Mistral AI and NVIDIA presented Mistral NeMo

24.07.2024,

On July 18, 2024, Mistral AI and NVIDIA announced the release of Mistral NeMo , an advanced language model developed as a result of their joint efforts. This 12 billion-parameter model represents a significant breakthrough in artificial intelligence technology, combining Mistral AI's training data expertise with NVIDIA's optimized hardware and software ecosystem.

mistral-s-new-nemo-model-2

The model was trained on the NVIDIA DGX cloud AI services platform using 3,072 NVIDIA H100 80GB Tensor Core GPUs, demonstrating the advanced infrastructure behind its development.

Mistral NeMo is designed for high performance in a variety of natural language processing tasks. It outperforms models of its size such as the Gemma 2 (9B) and Llama 3 (8B) in accuracy and efficiency. Its 128K token context window allows you to process rich and complex information more coherently. The introduction of the new Tekken tokenizer, based on Tiktoken, provides approximately 30% more efficient compression of source code and several major languages, with the effect even more noticeable for Korean and Arabic.

The Mistral NeMo scale model is available on HuggingFace for basic and training versions. It can be used with the mistral-inference and mistral-finetune tools. For enterprise deployment, Mistral NeMo is packaged as an NVIDIA NIM inference microservice available through ai.nvidia.com. Designed to run on a single NVIDIA L40S, GeForce RTX 4090, or RTX 4500 GPU, it brings powerful AI capabilities directly to business desktops, making it easily accessible to a variety of organizations.
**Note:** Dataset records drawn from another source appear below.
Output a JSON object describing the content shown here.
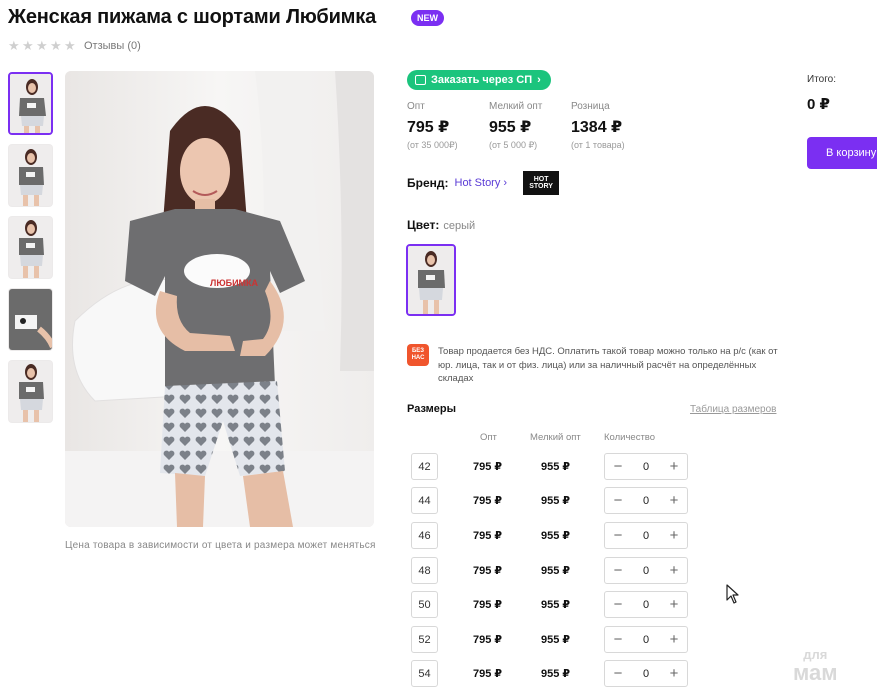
{
  "product": {
    "title": "Женская пижама с шортами Любимка",
    "badge": "NEW",
    "reviews": "Отзывы (0)",
    "rating_stars_filled": 0,
    "rating_stars_total": 5,
    "photo_caption": "Цена товара в зависимости от цвета и размера может меняться"
  },
  "order_sp": {
    "label": "Заказать через СП"
  },
  "prices": [
    {
      "label": "Опт",
      "value": "795 ₽",
      "note": "(от 35 000₽)"
    },
    {
      "label": "Мелкий опт",
      "value": "955 ₽",
      "note": "(от 5 000 ₽)"
    },
    {
      "label": "Розница",
      "value": "1384 ₽",
      "note": "(от 1 товара)"
    }
  ],
  "brand": {
    "label": "Бренд:",
    "name": "Hot Story",
    "logo_text": "HOT STORY"
  },
  "color": {
    "label": "Цвет:",
    "value": "серый"
  },
  "vat": {
    "icon_text": "БЕЗ НАС",
    "text": "Товар продается без НДС. Оплатить такой товар можно только на р/с (как от юр. лица, так и от физ. лица) или за наличный расчёт на определённых складах"
  },
  "sizes": {
    "title": "Размеры",
    "table_link": "Таблица размеров",
    "headers": {
      "opt": "Опт",
      "small_opt": "Мелкий опт",
      "qty": "Количество"
    },
    "rows": [
      {
        "size": "42",
        "opt": "795 ₽",
        "small_opt": "955 ₽",
        "qty": "0"
      },
      {
        "size": "44",
        "opt": "795 ₽",
        "small_opt": "955 ₽",
        "qty": "0"
      },
      {
        "size": "46",
        "opt": "795 ₽",
        "small_opt": "955 ₽",
        "qty": "0"
      },
      {
        "size": "48",
        "opt": "795 ₽",
        "small_opt": "955 ₽",
        "qty": "0"
      },
      {
        "size": "50",
        "opt": "795 ₽",
        "small_opt": "955 ₽",
        "qty": "0"
      },
      {
        "size": "52",
        "opt": "795 ₽",
        "small_opt": "955 ₽",
        "qty": "0"
      },
      {
        "size": "54",
        "opt": "795 ₽",
        "small_opt": "955 ₽",
        "qty": "0"
      }
    ]
  },
  "summary": {
    "total_label": "Итого:",
    "total_value": "0 ₽",
    "cart_button": "В корзину"
  },
  "watermark": {
    "line1": "для",
    "line2": "мам"
  },
  "colors": {
    "accent": "#7b2ff2",
    "green": "#1bc47d",
    "vat_orange": "#f0552d"
  }
}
mistral-s-new-nemo-model-3

The Mistral NeMo 12B delivers impressive performance compared to other models of its size. According to benchmarks, it outperforms both Gemma 2 (9B) and Llama 3 (8B) in terms of accuracy and efficiency. The model is priced competitively at $0.3 per 1 million input and output tokens, which puts it in an advantageous position compared to larger models such as GPT-4 (32k context) and Mixtral 8x22B, which are significantly more expensive. Mistral NeMo's 128K context window and advanced tokenization with Tekken give it an advantage when handling long-form content and multilingual tasks, outperforming Llama 3's tokenizer in text compression for approximately 85% of all languages.
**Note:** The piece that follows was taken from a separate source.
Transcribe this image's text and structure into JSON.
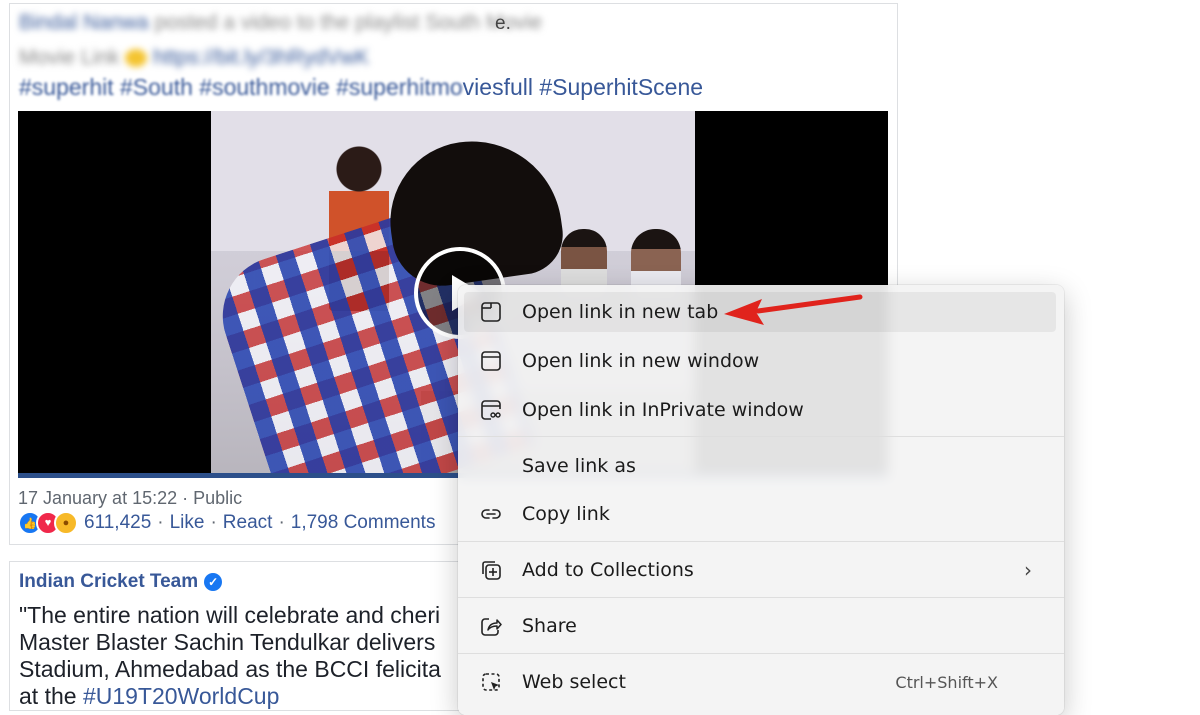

The model can be applied to a wide range of tasks, including enterprise AI solutions, chatbots and conversational AI systems. Its multilingual capabilities are especially useful for global businesses and organizations with diverse language requirements. In addition, the model's high coding accuracy positions it as a valuable tool for software development and code generation. The combination of a large context window and advanced reasoning capabilities also makes Mistral NeMo well suited for complex text mining, summarization and research applications across a variety of industries.